“Respondiéndoles Él, dijo: ¿Quiénes son mi madre y mis hermanos?”
Introducción
Este pasaje nos sitúa en una escena de enseñanza de Jesús, donde se revela una prioridad distinta de la familia biológica: la familia de fe. Es una invitación a comprender la intimidad espiritual que trasciende lazos sanguíneos, enmarcada en la relación con Cristo y con quienes cumplen la voluntad del Padre.
Contexto histórico-cultural y autoría
El pasaje pertenece al Evangelio de Marcos, probablemente escrito alrededor del año 60-75 d.C. Marcos presenta a Jesús como el Hijo de Dios que llama a la fe, a la obediencia y a la alianza con la comunidad que le sigue. En el mundo judío del siglo I, la familia tenía un papel central, y la pregunta de Jesús desafía una visión centrada en parentescos para enfatizar una nueva familia: la comunidad de discípulos que obedecen la voluntad de Dios.
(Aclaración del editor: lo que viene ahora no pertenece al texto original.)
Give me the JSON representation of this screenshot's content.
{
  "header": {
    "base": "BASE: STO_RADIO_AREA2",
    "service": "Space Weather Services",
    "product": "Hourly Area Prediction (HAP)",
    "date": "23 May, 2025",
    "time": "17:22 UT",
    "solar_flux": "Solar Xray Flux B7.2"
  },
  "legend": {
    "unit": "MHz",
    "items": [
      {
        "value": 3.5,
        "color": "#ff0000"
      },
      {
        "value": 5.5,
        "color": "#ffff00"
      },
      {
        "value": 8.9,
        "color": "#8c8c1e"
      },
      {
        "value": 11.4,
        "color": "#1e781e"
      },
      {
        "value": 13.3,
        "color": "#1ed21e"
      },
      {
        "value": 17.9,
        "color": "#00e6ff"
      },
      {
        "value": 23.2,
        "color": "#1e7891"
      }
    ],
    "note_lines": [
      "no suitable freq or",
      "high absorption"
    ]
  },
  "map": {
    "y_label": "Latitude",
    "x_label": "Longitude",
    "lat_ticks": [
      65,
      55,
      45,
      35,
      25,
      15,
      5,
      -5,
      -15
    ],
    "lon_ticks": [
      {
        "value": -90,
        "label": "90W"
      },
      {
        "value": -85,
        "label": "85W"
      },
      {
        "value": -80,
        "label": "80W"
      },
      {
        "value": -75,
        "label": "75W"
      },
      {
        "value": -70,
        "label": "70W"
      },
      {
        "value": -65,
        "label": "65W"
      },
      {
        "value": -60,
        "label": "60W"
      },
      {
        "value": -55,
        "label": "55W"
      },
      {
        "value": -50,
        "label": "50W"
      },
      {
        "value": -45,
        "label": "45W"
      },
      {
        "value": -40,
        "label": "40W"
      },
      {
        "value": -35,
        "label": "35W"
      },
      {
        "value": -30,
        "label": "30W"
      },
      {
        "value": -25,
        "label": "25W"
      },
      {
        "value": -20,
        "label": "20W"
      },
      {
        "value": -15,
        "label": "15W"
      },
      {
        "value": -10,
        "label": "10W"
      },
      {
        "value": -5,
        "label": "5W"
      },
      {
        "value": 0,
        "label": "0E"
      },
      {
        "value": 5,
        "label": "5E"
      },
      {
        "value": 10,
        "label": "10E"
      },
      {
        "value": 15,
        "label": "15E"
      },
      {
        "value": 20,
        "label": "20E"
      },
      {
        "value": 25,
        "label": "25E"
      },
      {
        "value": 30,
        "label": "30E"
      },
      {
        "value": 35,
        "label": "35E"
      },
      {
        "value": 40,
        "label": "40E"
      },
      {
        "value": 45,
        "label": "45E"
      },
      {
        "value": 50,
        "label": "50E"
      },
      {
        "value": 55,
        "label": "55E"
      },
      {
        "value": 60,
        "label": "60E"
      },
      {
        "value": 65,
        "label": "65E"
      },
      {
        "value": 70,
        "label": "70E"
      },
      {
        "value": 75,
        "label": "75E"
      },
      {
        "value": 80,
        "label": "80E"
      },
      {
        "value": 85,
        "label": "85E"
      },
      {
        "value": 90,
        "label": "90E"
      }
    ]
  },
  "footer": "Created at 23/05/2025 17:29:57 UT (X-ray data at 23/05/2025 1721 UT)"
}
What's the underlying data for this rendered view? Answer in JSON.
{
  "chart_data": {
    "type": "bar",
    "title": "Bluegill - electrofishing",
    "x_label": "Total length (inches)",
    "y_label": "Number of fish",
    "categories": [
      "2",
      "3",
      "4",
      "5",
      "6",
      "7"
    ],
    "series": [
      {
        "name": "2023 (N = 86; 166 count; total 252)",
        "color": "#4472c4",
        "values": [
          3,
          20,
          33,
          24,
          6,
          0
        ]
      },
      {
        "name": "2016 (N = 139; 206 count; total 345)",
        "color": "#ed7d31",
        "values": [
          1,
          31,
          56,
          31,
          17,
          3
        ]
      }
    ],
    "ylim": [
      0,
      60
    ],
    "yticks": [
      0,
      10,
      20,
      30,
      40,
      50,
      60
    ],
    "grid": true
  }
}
Este pasaje refleja la dinámica de enseñanza de Jesús frente a oyentes que lo rodean y buscan entender la misión de Jesús y su relación con familiares y amigos.
Personajes y lugares
- Jesús: el Maestro que enseña sobre la verdadera familia.
- Los que le rodean y lo cuestionan: representan a la audiencia que observa y escucha.
No se mencionan nombres propios de familiares en este pasaje concreto, sino una pregunta que abre la reflexión sobre quiénes son realmente los que cumplen la voluntad de Dios.
Explicación y significado del texto
Respondiéndoles Él, dijo: ¿Quiénes son mi madre y mis hermanos?
- Este intercambio no busca una ruptura de lazos familiares, sino una redefinición de la comunidad. Jesús invita a entender que la parentesco verdadero se demuestra por la obediencia al plan de Dios, no solo por la sangre.
- El énfasis está en la misión compartida: quienes hacen la voluntad de Dios son parte de su familia. Es una llamada a discernir la lealtad a Dios por encima de cualquier otra afiliación, cuando se trata de seguir a Jesús en la misión del Reino.
- En el contexto de Marcos, esta enseñanza subraya la idea de fe activa: estar con Jesús implica adhesión, compromiso y disposición para vivir conforme a la invitación divina, aun cuando ello implique desafíos familiares o sociales.
Devocional
- Este pasaje nos invita a examinar nuestras prioridades. ¿Qué significa, en mi vida diaria, hacer la voluntad de Dios? ¿Cómo se manifiesta esa obediencia en mis relaciones, decisiones y prioridades? Pidamos al Señor discernimiento para vivir de manera que la verdadera familia de Cristo sea visible en actos de amor, servicio y fidelidad.
- Oración: Señor, ayúdame a valorar y cultivar mi relación contigo y con la comunidad de fe que me rodea. Que mi obediencia no esté condicionada por etiquetas humanas, sino dirigida por tu voluntad. Amén.